Leadership : au-delà du titre, retrouver le sens de la responsabilité
Introduction
En marge de la croisade de prière organisée par le parti au pouvoir « le CNDD-FDD », le Secrétaire Général de ce parti a fait l’éloge des réalisations faites par l’ancien Président de la République feu Jean Baptiste BAGAZA au cours d’une période de 10ans seulement. Pour ce, PARCEM a sorti une analyse en rapport avec ces déclarations.
Les Réalisation du Président BAGAZA
PARCEM se réjouit des propos tenus par le Secrétaire Général du parti au pouvoir comme quoi il faisait des louanges au régime du Président Jean Baptiste BAGAZA par rapport à ses réalisations spectaculaires pendant une période de 10 ans au pouvoir.
Au cours de cette période du régime du Président BAGAZA ; des infrastructures de modernisation de notre pays ont été construites, notamment des routes, des barrages hydro-électriques, de l’adduction de l’eau, des industries, des bâtiments publiques, de la modernisation des stations de lavage du café, de la production du café, de l’exportation du thé et du coton et de la modernisation de l’agriculture à travers les sociétés de développement régionale.
Même au niveau sécuritaire, la construction des camps militaires modernes comme le camp MWARO a été réalisée sous ce régime.
L’absence d’un Leadership éclairé et visionnaire
PARCEM se réjouit du fait que ce Secrétaire Général a dénoncé le leadership actuel qui n’est pas en train de jouer le rôle qui est le sien pour tirer le Burundi des affres de la pauvreté et des difficultés endémiques dans lesquelles il est plongé.
Actuellement nous venons de passer 5 ans sans approvisionnement en carburant suffisant. Au 21ème siècle, c’est inimaginable de voir des gens qui marchent à pied suite au manque de bus.

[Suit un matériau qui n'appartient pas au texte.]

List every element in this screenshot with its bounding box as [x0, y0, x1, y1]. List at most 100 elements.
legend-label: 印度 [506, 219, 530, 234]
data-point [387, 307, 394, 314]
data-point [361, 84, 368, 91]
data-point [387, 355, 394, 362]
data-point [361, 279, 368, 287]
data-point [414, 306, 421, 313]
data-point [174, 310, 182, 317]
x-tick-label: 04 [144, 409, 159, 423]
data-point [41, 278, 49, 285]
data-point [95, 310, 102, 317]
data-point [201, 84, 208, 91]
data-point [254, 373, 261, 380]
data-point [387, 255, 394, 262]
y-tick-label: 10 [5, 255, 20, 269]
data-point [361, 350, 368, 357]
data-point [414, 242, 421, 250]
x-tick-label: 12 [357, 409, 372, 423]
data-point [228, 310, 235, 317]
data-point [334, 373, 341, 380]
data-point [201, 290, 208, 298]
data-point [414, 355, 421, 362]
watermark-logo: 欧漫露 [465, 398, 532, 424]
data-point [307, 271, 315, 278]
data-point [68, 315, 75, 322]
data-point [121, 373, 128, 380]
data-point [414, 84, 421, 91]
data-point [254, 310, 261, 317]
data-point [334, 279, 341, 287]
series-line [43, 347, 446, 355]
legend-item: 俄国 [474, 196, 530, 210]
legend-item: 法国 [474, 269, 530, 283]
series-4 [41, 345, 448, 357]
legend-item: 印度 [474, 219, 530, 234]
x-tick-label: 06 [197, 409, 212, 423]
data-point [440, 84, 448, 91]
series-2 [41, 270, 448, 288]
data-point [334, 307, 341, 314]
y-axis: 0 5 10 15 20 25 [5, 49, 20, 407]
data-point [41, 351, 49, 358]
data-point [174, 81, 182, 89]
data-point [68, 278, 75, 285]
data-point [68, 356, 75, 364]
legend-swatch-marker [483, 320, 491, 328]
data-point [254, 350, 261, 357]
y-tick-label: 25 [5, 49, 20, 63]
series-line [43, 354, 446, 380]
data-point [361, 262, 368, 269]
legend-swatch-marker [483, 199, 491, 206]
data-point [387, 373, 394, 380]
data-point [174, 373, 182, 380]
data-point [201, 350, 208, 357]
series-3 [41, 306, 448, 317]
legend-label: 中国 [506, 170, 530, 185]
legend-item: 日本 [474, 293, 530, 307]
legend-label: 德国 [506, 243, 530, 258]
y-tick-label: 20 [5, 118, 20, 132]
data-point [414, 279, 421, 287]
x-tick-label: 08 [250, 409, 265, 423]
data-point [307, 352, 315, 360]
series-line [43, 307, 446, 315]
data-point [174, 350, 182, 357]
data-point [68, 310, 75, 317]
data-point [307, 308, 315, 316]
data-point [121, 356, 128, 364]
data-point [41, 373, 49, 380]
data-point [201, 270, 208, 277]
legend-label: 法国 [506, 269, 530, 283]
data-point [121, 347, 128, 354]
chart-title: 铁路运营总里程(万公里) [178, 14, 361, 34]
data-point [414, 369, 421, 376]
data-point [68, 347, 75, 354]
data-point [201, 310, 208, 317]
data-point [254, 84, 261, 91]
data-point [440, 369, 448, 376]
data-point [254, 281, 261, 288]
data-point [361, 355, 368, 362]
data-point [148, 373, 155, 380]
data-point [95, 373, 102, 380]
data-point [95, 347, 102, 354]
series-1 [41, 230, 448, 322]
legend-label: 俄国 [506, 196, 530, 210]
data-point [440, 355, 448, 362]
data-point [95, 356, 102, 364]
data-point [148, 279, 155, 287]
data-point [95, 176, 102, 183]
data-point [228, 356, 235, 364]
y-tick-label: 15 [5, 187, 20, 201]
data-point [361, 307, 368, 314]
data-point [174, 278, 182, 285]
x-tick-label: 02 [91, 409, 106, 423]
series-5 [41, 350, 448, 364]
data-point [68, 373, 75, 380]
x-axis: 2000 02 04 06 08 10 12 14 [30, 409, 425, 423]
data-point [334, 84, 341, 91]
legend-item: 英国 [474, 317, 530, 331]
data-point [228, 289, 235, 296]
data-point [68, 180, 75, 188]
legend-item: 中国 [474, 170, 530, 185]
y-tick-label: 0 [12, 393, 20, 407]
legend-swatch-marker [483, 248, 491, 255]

On fait face aussi à la pénurie des boissons BRARUDI qui ne sont plus sur le marché en quantité suffisante et des engrais chimiques qui ne sont plus disponibles au temps voulu et en quantité suffisante. On constate également des retards dans le paiement aux agriculteurs du café et du maïs. On arrive même à se heurter au manque des médicaments. Il persiste une inflation galopante qui frappe en plein fouet tous les ménages et qui renforce la paupérisation de la population Burundaise de même que les devises qui manquent toujours. La jeunesse qui a perdu l’espoir essaie de partir à l’étranger. Les fonctionnaires désertent leurs postes à la fonction publique.
Malheureusement, on dirait que c’est une préparation sciemment organisée car on crée des entreprises de monopole qui entretiennent des économies de rente et qui causent des difficultés à la population ; on a instauré un monopole dans la fourniture des engrais chimiques et dans l’achat du maïs par l’ANAGESSA ; on se heurte au retard de paiement au niveau de la production du café ; on fait face aux abus de la SOPEBU qui prend des sanctions aux gens qui souffrent déjà de la pénurie du carburant à laquelle on ajoute le tort de la punition.
Le constant amer est que le Gouvernement n’arrive pas à sévir contre les corrupteurs, les détourneurs des deniers publics et ceux qui pillent les caisses de l’Etat sans vergogne. On continue à crier qu’il y a des gens qui gênent le pouvoir mais on ne comprend pas pourquoi le Gouvernement ne peut pas prendre des mesures sévères contre ces gens qui affichent un comportement de bas étage.